Progestins activate vascular endothelial growth factor gene transcription in endometrial adenocarcinoma cells

Objective: To determine whether progestins activate vascular endothelial growth factor (VEGF) gene transcription in endometrial adenocarcinoma cells. Design: In vitro study. Setting: University reprodictive biology laboratories. Patient(s): None. Intervention(s): Ishikawa cells were transfected with VEGF promoter-luciferase reporter constructs and expression vectors encoding human progesterone receptors (hPR) A or B. The cells were treated with different progestins and antiprogestins, and luciferase activity was compared with controls. Main Outcome Measure(s): Three functional progesterone response elements (PREs) in the VEGF promoter were identified by electrophoretic mobility-shift assay, and different constructs were created to assess each PRE. Result(s): In cells expressing hPRA or B, treatment with 10 nM R5020 or 100 nM medroxyprogesterone acetate statistically significantly increased luciferase activity (3.3- to 4.8-fold).
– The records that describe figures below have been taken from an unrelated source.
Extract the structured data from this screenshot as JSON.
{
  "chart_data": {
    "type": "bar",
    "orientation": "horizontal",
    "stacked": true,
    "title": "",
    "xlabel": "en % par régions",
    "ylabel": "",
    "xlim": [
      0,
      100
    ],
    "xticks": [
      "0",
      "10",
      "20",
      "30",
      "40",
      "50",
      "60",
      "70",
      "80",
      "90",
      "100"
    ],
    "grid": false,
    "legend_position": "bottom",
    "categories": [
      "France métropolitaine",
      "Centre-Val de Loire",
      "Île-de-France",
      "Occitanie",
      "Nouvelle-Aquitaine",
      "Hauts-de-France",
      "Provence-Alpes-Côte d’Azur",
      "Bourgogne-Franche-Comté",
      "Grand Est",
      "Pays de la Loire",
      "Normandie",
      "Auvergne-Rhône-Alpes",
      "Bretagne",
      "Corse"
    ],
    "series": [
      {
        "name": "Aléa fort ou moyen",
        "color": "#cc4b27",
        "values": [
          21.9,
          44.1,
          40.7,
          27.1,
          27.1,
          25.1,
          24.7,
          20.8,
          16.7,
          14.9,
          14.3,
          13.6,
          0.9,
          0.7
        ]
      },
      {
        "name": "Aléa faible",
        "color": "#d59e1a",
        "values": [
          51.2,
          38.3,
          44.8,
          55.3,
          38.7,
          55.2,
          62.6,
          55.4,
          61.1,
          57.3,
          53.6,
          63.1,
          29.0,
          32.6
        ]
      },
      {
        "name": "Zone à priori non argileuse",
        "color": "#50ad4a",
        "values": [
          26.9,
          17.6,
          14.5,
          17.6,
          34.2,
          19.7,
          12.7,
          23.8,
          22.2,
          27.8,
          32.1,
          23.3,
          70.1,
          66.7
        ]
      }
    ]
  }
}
Pretreatment with 100 nM RU486 blunted the effect of 10 nM R5020, resulting only in a slight, statistically nonsignificant increase in luciferase activity (1.3- to 1.7-fold). Although three different functional PREs could be identified, no single PRE accounted for the preponderance of the luciferase activity. Full VEGF promoter activation required all three PREs. Conclusion(s): Progestins have a direct effect on VEGF gene transcription. However, hPR-mediated transcriptional regulation of the VEGF promoter is complex and cannot be localized to confined PRE sequences. Other response element motifs are likely to play a contributory role. (C) 2003 by American Society for Reproductive Medicine.